Willie siguió con su mirada el dedo de ella, allá donde éste le indicaba a través
del espacio abierto en el vaho que empañaba la ventanilla.
—Sigo sin creérmelo —dijo, pero su voz era un susurro y sabía que estaba
mintiendo.
Allí había una casa distinta de las otras; se elevaba solitaria, con un espacio
abierto a ambos lados. Aunque rodeada de bloques de viviendas, se
vislumbraba con singularidad. Parecía una casa encantada; sus ventanas
conformaban un rostro, y la entrada, amplia de extremo a extremo, era la boca.
La casa permanecía enigmática y solitaria y, allí, cubierta de nieve, daba una
sensación de respeto, cual si fuera una gran araña blanca.
—Haré que me creas —dijo Nellie.
Estaba tratando de alcanzar el tirador que daba la señal de parada al autobús,
cuando la mano de Willie tomó la suya. Él quería detenerla. Deseaba
permanecer allí, dentro del cálido autobús, contemplando el mundo exterior
hasta que éste cumpliese todo su itinerario y lo dejase de nuevo ante la puerta
de su hogar. Luego haría rápidamente un castillo con la nieve y entraría a
tiempo de cenar.
—Te creo, vamos a casa —dijo.
Nellie se plantó ante él, sonriendo.
—Ya te dije que era verdad.
—Tú eres mayor que yo —dijo Willie por toda respuesta.
—Ya lo sé —dijo ella, tirando de la cuerda y empezando a caminar hacia la
salida, así que el autobús hubo parado en una parada que había junto a la
curva.
Él se ajustó las manoplas, que se había quitado para vaciar sus bolsillos y le
habían quedado prendidas de su abrigo invernal, sujetas por unos cordoncillos,
y corrió tras ella cuando su cabeza ya se perdía de vista entre los escalones de
la salida.
Permanecieron plantados, solos, en la parada, mientras el autobús se alejaba.
La tarde empezaba a declinar y estaba todo sumido en el más absoluto
silencio. En aquellos momentos, el mero sonido de las cadenas que para la
nieve llevaban ajustadas a sus ruedas los vehículos habría perturbado al
universo, y en lo hondo de su corazón, ambos sabían que tal coche no pasaría
por allí. Hasta los hilos telefónicos permanecían inmóviles; la brisa que los
había estado sacudiendo durante el día también se había apaciguado.
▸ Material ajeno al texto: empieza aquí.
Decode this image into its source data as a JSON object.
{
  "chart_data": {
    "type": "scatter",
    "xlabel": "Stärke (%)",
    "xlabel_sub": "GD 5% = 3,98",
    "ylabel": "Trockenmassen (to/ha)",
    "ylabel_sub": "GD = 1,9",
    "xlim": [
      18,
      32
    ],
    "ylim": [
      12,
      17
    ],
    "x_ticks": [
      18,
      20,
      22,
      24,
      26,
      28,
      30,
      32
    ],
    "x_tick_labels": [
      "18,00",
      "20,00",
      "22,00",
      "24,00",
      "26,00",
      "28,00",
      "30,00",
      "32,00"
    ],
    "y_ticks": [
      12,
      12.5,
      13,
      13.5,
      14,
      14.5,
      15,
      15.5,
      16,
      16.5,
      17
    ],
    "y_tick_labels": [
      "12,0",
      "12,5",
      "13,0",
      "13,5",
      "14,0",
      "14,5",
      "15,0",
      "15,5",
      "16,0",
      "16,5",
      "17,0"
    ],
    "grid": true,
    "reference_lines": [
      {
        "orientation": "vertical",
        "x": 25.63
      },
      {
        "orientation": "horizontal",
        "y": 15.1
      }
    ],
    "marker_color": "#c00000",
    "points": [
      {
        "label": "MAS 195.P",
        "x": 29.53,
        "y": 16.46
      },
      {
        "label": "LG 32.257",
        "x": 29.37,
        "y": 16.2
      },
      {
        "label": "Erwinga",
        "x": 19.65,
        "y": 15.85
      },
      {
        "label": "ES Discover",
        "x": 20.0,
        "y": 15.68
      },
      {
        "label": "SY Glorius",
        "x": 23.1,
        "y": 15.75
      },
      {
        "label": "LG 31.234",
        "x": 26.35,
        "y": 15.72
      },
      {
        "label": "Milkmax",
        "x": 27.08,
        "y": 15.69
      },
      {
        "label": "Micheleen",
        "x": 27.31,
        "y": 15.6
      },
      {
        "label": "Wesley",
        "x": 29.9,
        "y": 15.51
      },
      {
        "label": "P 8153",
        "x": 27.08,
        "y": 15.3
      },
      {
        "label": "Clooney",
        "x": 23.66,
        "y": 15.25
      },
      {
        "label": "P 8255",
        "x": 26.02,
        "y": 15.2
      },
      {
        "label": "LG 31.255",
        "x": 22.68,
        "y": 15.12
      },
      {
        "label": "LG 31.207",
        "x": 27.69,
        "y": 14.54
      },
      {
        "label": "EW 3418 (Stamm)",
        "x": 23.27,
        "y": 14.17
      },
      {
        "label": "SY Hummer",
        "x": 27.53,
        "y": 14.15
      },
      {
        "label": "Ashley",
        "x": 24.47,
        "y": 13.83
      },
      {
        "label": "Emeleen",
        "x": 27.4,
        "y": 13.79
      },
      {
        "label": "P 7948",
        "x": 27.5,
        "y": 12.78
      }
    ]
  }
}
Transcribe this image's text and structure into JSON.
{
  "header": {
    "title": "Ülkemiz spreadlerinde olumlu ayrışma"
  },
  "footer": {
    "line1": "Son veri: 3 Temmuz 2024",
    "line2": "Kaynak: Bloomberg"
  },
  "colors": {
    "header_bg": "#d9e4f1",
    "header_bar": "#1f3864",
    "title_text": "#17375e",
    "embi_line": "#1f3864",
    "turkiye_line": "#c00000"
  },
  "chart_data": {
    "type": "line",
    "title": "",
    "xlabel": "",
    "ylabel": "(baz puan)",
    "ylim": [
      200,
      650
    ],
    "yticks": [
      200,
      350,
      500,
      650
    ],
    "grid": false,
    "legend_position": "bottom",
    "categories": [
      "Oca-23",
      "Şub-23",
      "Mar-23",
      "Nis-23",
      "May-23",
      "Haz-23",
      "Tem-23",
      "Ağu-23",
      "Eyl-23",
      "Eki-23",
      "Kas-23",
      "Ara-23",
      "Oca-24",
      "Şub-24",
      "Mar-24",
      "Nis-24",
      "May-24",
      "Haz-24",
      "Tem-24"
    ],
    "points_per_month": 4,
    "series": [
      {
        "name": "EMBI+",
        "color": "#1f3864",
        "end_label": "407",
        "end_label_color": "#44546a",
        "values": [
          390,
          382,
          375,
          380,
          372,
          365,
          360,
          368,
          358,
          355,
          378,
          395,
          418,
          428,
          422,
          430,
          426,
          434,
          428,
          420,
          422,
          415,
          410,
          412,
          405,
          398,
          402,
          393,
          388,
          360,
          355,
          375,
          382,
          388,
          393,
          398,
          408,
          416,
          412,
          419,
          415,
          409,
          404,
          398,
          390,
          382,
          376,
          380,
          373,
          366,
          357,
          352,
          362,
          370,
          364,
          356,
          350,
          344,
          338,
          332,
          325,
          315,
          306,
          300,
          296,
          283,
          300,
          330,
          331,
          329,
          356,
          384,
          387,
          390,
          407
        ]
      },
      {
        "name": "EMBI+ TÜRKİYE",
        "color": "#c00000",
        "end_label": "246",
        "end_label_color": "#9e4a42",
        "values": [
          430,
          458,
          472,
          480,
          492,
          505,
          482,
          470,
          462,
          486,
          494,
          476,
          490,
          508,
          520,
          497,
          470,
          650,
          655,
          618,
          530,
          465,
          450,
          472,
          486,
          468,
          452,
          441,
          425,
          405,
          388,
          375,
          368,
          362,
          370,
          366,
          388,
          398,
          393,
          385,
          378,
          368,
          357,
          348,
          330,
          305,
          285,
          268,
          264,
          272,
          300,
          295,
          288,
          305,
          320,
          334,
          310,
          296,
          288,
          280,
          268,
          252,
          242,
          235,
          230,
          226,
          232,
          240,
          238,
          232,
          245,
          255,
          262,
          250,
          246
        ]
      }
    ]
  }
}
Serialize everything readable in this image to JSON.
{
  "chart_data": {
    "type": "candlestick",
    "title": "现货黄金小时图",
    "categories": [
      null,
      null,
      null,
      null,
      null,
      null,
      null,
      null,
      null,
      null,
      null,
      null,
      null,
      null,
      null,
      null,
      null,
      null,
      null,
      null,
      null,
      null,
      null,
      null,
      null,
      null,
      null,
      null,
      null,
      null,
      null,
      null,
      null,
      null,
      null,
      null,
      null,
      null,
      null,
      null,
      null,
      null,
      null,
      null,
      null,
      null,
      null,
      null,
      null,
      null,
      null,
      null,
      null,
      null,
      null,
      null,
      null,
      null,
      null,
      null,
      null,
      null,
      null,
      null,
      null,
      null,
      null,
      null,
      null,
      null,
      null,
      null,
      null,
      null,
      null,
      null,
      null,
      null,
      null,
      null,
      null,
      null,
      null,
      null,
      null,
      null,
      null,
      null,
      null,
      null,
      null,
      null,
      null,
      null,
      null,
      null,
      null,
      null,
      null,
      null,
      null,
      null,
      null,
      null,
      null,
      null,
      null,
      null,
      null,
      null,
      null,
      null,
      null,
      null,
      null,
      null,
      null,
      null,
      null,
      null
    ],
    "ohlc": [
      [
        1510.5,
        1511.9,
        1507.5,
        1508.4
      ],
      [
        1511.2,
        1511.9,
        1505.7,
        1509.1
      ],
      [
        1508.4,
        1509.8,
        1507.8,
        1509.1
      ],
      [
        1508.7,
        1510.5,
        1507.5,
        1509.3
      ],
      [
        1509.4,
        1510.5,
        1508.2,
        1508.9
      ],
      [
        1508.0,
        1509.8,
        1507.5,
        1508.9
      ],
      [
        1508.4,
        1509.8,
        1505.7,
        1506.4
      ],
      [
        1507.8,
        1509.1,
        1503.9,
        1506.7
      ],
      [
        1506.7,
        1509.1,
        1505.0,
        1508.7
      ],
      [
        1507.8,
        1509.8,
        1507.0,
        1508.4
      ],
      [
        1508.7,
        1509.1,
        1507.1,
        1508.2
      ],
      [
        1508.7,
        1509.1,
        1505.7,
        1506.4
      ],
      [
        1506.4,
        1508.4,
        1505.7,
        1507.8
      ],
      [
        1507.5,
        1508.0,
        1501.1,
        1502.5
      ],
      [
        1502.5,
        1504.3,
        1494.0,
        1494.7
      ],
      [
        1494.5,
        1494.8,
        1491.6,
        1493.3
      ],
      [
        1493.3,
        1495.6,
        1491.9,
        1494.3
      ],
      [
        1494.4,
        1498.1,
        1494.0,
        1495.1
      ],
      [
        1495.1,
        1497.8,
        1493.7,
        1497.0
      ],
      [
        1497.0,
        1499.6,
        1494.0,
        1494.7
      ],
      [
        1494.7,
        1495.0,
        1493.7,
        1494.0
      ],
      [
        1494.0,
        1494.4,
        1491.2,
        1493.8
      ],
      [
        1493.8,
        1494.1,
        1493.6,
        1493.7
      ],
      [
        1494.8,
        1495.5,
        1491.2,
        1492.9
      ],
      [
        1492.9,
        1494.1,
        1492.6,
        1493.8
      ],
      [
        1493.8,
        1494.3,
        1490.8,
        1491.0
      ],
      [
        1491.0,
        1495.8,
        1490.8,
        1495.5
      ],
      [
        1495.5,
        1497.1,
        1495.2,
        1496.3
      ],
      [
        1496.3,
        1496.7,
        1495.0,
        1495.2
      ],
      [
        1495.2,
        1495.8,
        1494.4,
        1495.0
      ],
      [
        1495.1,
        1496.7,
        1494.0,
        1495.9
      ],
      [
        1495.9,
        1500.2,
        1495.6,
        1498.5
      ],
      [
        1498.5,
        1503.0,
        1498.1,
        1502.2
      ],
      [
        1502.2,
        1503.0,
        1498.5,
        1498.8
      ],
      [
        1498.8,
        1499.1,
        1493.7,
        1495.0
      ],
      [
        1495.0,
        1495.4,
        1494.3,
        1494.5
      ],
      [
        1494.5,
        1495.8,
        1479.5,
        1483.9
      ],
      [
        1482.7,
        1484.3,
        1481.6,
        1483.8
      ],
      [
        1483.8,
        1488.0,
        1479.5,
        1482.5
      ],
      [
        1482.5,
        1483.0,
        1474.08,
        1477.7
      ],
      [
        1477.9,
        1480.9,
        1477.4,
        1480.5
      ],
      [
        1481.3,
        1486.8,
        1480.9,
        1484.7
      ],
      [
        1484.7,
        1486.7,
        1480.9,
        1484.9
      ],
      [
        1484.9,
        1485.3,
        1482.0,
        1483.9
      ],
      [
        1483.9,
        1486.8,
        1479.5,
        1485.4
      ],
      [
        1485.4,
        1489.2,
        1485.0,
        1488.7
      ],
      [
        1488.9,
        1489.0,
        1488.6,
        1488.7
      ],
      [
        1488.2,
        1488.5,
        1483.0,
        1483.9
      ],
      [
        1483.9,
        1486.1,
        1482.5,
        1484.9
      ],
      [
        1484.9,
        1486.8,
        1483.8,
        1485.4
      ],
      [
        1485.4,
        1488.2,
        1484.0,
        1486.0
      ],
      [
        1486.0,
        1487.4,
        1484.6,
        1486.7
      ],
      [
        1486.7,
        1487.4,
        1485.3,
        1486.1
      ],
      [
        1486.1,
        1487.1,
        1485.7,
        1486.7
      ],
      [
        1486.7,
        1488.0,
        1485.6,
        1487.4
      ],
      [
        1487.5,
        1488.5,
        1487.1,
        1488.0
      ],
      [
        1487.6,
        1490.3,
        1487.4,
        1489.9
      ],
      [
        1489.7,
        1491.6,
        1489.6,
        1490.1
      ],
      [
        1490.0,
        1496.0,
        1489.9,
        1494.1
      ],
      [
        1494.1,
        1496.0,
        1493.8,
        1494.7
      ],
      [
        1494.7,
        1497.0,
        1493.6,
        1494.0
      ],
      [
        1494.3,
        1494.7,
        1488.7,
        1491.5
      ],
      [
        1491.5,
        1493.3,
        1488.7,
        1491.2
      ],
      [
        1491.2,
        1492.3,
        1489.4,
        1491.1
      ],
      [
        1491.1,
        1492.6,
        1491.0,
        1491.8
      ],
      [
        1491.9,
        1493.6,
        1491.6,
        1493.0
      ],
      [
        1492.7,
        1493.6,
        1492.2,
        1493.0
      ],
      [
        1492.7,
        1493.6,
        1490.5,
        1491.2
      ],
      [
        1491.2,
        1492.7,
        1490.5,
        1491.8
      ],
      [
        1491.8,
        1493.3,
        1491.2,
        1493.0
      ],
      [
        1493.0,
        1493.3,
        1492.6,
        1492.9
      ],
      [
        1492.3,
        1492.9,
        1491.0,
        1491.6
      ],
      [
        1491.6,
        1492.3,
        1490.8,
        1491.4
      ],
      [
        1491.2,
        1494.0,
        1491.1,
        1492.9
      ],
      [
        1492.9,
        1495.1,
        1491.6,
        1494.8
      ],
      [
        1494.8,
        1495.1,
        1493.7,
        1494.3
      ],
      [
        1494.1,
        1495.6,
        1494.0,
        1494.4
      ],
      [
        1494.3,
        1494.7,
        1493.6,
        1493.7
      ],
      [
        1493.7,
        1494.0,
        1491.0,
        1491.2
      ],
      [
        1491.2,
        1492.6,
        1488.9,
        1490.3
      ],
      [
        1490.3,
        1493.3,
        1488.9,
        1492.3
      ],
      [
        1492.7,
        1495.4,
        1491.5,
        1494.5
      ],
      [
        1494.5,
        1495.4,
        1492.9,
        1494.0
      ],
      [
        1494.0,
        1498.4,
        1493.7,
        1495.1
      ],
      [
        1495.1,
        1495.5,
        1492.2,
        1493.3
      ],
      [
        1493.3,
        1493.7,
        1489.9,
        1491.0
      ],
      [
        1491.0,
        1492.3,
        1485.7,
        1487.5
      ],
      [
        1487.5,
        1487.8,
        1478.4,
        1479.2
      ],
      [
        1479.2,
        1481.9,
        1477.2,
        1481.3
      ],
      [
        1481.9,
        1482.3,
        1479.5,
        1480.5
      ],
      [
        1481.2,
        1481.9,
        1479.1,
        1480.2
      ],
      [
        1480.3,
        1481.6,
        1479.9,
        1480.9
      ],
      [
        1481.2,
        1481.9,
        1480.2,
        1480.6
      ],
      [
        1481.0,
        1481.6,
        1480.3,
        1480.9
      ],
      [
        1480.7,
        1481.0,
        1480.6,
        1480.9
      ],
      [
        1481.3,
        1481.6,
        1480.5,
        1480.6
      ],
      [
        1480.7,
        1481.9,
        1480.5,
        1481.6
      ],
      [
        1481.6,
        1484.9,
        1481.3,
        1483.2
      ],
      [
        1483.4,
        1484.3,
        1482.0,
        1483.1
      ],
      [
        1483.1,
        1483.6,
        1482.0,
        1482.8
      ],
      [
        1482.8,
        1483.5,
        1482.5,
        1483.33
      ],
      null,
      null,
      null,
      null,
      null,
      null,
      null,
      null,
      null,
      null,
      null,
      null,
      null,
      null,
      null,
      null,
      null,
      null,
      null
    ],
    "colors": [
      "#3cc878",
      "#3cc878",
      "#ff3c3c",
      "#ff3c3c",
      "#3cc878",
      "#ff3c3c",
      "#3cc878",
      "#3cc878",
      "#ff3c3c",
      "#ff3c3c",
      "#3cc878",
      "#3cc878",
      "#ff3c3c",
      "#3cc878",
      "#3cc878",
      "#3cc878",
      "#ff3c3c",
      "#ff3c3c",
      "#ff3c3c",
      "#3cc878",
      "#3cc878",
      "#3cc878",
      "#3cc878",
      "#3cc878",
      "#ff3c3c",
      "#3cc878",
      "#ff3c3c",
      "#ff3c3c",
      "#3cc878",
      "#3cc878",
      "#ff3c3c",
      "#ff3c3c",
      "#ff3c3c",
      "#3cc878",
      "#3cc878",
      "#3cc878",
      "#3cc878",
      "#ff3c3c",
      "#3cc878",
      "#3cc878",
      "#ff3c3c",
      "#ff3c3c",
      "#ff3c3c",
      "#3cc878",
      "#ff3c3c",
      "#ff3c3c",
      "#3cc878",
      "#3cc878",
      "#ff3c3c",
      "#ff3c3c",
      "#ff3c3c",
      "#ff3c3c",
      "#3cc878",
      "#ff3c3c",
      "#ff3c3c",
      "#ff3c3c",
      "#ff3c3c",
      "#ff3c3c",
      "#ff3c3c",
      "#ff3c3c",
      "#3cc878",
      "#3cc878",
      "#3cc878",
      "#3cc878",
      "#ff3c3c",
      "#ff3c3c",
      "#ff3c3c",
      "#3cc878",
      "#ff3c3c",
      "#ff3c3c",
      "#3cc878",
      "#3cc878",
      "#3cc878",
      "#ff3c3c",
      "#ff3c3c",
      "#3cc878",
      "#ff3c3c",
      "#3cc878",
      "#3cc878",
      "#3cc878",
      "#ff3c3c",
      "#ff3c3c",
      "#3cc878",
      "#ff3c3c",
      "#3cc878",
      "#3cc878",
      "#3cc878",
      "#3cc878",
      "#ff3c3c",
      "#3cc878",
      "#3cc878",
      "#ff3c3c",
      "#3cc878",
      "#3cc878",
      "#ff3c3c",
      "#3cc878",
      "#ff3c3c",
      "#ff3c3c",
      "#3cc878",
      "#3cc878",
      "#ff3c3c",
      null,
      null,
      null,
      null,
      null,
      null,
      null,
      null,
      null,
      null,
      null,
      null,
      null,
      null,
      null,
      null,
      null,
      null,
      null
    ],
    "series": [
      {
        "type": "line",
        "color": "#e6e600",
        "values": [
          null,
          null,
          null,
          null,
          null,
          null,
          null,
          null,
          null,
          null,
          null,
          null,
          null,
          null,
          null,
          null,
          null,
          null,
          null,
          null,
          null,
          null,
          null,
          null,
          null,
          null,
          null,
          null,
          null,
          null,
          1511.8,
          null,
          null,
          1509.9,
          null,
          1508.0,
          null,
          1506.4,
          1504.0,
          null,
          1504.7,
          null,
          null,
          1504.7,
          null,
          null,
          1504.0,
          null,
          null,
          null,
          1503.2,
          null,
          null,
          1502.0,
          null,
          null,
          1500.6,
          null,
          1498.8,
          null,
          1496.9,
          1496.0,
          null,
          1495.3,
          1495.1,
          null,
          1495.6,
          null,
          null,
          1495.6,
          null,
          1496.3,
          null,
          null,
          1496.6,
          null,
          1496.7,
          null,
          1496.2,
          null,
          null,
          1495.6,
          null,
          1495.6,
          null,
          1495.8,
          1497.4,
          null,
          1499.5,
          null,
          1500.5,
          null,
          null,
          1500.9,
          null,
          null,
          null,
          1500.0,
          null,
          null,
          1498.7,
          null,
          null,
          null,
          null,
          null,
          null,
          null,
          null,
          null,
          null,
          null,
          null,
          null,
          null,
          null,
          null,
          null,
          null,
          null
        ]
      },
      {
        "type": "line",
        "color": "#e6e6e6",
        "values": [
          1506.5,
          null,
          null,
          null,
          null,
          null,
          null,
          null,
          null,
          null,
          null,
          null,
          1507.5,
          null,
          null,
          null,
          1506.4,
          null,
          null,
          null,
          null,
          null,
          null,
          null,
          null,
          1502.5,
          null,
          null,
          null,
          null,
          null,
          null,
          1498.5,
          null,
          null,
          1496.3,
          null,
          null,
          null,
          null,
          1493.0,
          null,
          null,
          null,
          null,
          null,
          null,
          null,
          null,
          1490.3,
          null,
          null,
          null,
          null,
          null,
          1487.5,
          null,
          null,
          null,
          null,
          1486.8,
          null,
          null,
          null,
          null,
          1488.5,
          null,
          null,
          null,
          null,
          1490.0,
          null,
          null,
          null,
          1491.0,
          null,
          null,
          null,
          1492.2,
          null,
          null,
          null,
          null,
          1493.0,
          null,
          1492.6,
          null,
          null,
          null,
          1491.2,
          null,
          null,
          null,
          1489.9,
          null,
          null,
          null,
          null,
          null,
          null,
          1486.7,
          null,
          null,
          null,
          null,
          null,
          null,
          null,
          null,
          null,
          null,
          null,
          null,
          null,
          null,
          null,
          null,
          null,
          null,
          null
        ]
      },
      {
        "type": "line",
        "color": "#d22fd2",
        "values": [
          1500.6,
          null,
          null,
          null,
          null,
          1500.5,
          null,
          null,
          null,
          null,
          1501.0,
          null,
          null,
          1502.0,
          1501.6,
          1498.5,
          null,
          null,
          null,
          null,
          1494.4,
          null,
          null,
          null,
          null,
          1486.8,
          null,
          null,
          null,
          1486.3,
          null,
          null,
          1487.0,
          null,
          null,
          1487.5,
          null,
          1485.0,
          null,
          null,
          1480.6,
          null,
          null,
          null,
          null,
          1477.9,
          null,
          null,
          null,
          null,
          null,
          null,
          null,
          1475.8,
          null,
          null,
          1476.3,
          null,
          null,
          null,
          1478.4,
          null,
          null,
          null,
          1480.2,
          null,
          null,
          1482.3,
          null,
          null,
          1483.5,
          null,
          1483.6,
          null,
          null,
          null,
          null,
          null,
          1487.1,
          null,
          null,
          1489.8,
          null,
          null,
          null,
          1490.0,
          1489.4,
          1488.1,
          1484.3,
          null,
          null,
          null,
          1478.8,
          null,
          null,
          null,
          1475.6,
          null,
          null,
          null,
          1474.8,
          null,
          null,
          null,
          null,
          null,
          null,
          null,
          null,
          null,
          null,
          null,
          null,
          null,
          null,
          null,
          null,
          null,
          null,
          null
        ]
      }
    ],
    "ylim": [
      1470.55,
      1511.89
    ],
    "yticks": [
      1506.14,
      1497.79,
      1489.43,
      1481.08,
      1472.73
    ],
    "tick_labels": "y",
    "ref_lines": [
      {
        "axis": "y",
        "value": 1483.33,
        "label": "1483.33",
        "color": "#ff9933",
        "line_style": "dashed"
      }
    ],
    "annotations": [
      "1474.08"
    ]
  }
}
—Vamos —dijo Nellie, avanzando sobre la nieve de la calle.
Willie se desplazó inquieto tras ella.
Cruzaron la calle cogidos de la mano, y sólo entonces, cuando llegaron al lado
opuesto de la curva frente a la casa, el mundo empezó a girar de nuevo.
Un coche con cadenas sobre sus neumáticos cruzó ante ellos.
—Ya te dije que te creía —dijo Willie, tratando de tomar una vez más su mano.
Ella no le correspondió.
—Pero no sé si me creo a mí misma —dijo ella.
Ascendieron los escalones del porche, los cuales crujieron suavemente, incluso
bajo el níveo manto. Alguien había tirado sal sobre los peldaños
intencionadamente, y sus botas se aferraban tan bien que Willie pensó en unas
manos emergiendo de la madera y anclando allí sus botas, escalón a escalón.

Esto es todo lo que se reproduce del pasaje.